To execute the steps of the training you must first create a copy of the `template_config.yaml`.
Then fill in the necessary parts of the config file. No need to fill in all tasks!
Once config file is filled you can launch the scripts consecutively providing them with the config file like this:
```shell
python virhunter/prepare_ds.py configs/config.yaml
```
And then
```shell
python virhunter/train.py configs/config.yaml
```
Important to note, the suggested number of epochs for the training of neural networks is 10.

### Complex dataset preparation
If you want to prepare dataset that would have host oversampling for chloroplast and CDS (like it was done in the paper),
you can use `prepare_ds_complex.py` script.
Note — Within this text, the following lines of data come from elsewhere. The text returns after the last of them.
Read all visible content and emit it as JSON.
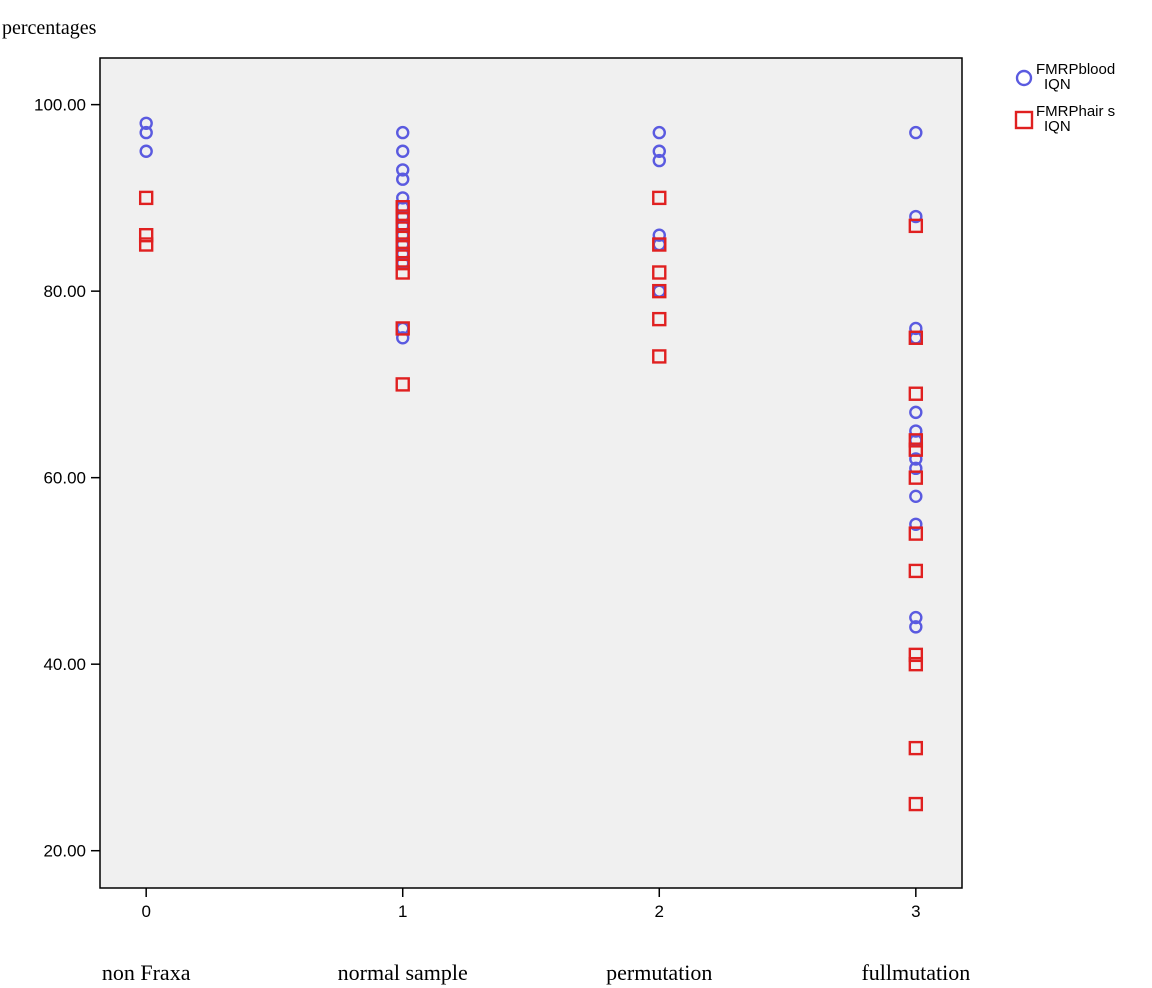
{
  "chart_data": {
    "type": "scatter",
    "ylabel": "percentages",
    "xlabel": "",
    "xlim": [
      -0.18,
      3.18
    ],
    "ylim": [
      16,
      105
    ],
    "x_ticks": [
      {
        "value": 0,
        "label": "0"
      },
      {
        "value": 1,
        "label": "1"
      },
      {
        "value": 2,
        "label": "2"
      },
      {
        "value": 3,
        "label": "3"
      }
    ],
    "y_ticks": [
      {
        "value": 20,
        "label": "20.00"
      },
      {
        "value": 40,
        "label": "40.00"
      },
      {
        "value": 60,
        "label": "60.00"
      },
      {
        "value": 80,
        "label": "80.00"
      },
      {
        "value": 100,
        "label": "100.00"
      }
    ],
    "group_labels": [
      {
        "x": 0,
        "label": "non Fraxa"
      },
      {
        "x": 1,
        "label": "normal sample"
      },
      {
        "x": 2,
        "label": "permutation"
      },
      {
        "x": 3,
        "label": "fullmutation"
      }
    ],
    "grid": false,
    "legend_position": "top-right",
    "colors": {
      "plot_background": "#f0f0f0",
      "circle": "#5a5ae0",
      "square": "#e02020"
    },
    "series": [
      {
        "name_line1": "FMRPblood",
        "name_line2": "IQN",
        "marker": "circle",
        "color": "#5a5ae0",
        "points": [
          [
            0,
            98
          ],
          [
            0,
            97
          ],
          [
            0,
            95
          ],
          [
            1,
            97
          ],
          [
            1,
            95
          ],
          [
            1,
            93
          ],
          [
            1,
            92
          ],
          [
            1,
            90
          ],
          [
            1,
            89
          ],
          [
            1,
            88
          ],
          [
            1,
            87
          ],
          [
            1,
            86
          ],
          [
            1,
            85
          ],
          [
            1,
            84
          ],
          [
            1,
            83
          ],
          [
            1,
            76
          ],
          [
            1,
            75
          ],
          [
            2,
            97
          ],
          [
            2,
            95
          ],
          [
            2,
            94
          ],
          [
            2,
            86
          ],
          [
            2,
            85
          ],
          [
            2,
            80
          ],
          [
            3,
            97
          ],
          [
            3,
            88
          ],
          [
            3,
            76
          ],
          [
            3,
            75
          ],
          [
            3,
            67
          ],
          [
            3,
            65
          ],
          [
            3,
            64
          ],
          [
            3,
            62
          ],
          [
            3,
            61
          ],
          [
            3,
            58
          ],
          [
            3,
            55
          ],
          [
            3,
            45
          ],
          [
            3,
            44
          ]
        ]
      },
      {
        "name_line1": "FMRPhair s",
        "name_line2": "IQN",
        "marker": "square",
        "color": "#e02020",
        "points": [
          [
            0,
            90
          ],
          [
            0,
            86
          ],
          [
            0,
            85
          ],
          [
            1,
            89
          ],
          [
            1,
            88
          ],
          [
            1,
            87
          ],
          [
            1,
            86
          ],
          [
            1,
            85
          ],
          [
            1,
            84
          ],
          [
            1,
            83
          ],
          [
            1,
            82
          ],
          [
            1,
            76
          ],
          [
            1,
            70
          ],
          [
            2,
            90
          ],
          [
            2,
            85
          ],
          [
            2,
            82
          ],
          [
            2,
            80
          ],
          [
            2,
            77
          ],
          [
            2,
            73
          ],
          [
            3,
            87
          ],
          [
            3,
            75
          ],
          [
            3,
            69
          ],
          [
            3,
            64
          ],
          [
            3,
            63
          ],
          [
            3,
            60
          ],
          [
            3,
            54
          ],
          [
            3,
            50
          ],
          [
            3,
            41
          ],
          [
            3,
            40
          ],
          [
            3,
            31
          ],
          [
            3,
            25
          ]
        ]
      }
    ]
  }
}
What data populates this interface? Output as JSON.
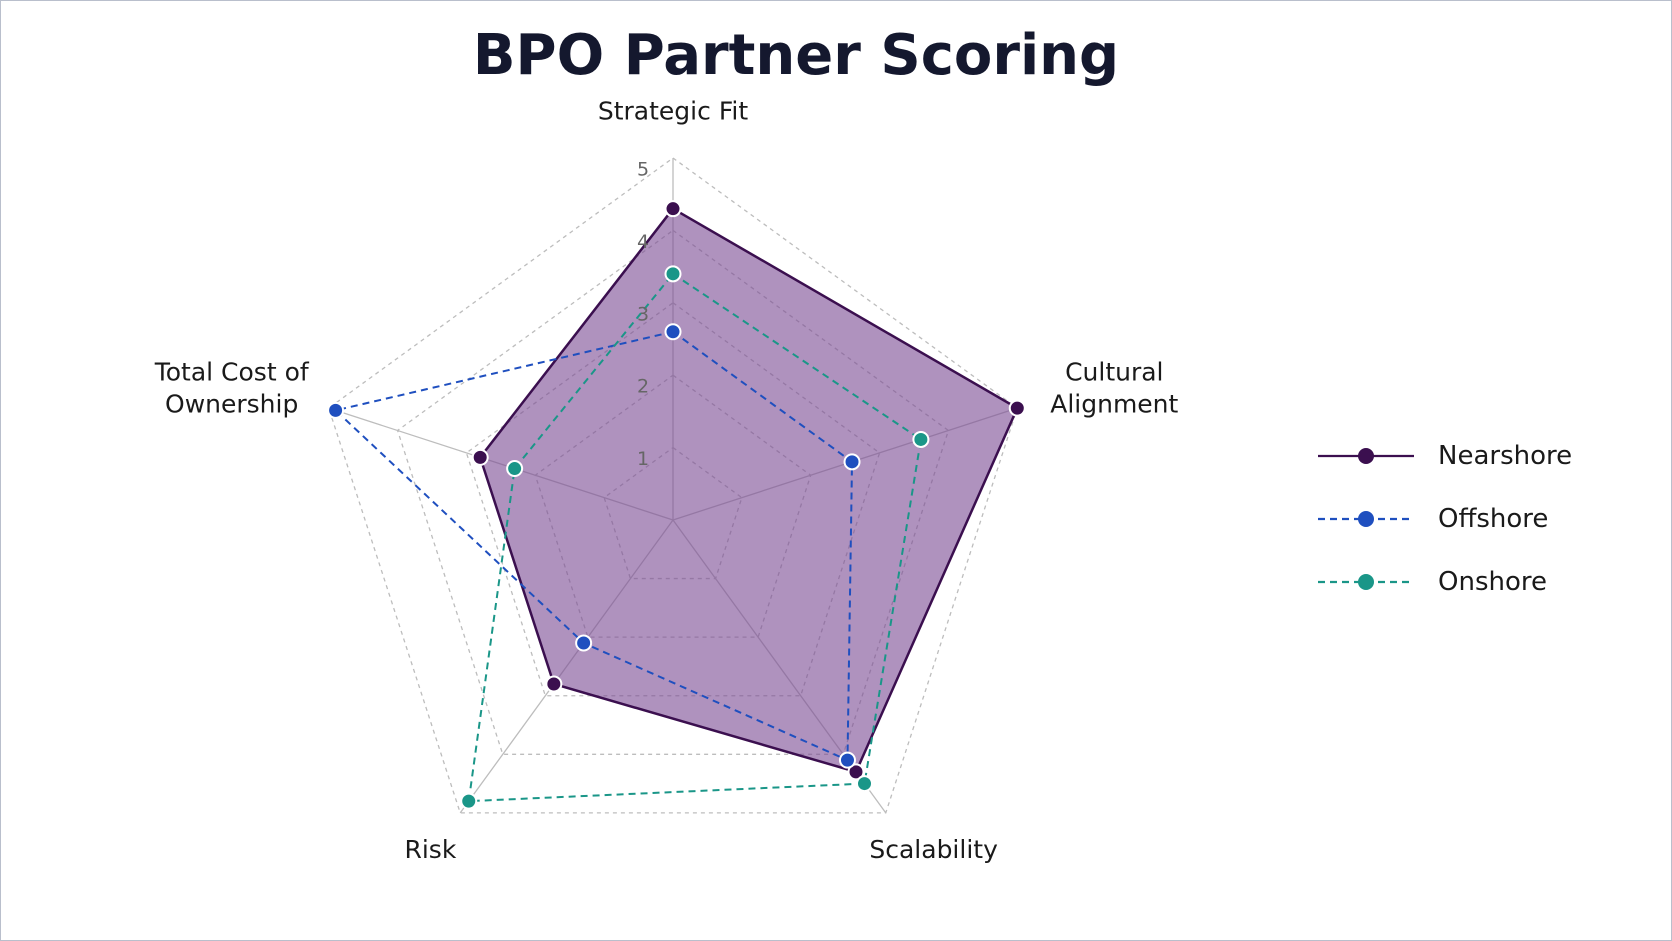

Compared to `prepare_ds.py` it will require paths to CDS and chlroplast containing fasta files.

### Training VirHunter on GPU

If you plan to train VirHunter on GPU, please use `environment_gpu.yml` or `requirements_gpu.txt` for dependencies installation.
Those recipes were tested only on the Linux cluster with multiple GPUs.
If you plan to train VirHunter on cluster with multiple GPUs, you will need to uncomment line with
`CUDA_VISIBLE_DEVICES` variable and replace `""` with `"N"` in header of `train_nn.py`, where N is the number of GPU you want to use.

```python
import os
os.environ["CUDA_VISIBLE_DEVICES"] = "N"
```

## VirHunter for galaxy
`virhunter_galaxy` folder contains modified scripts for the galaxy version of virhunter.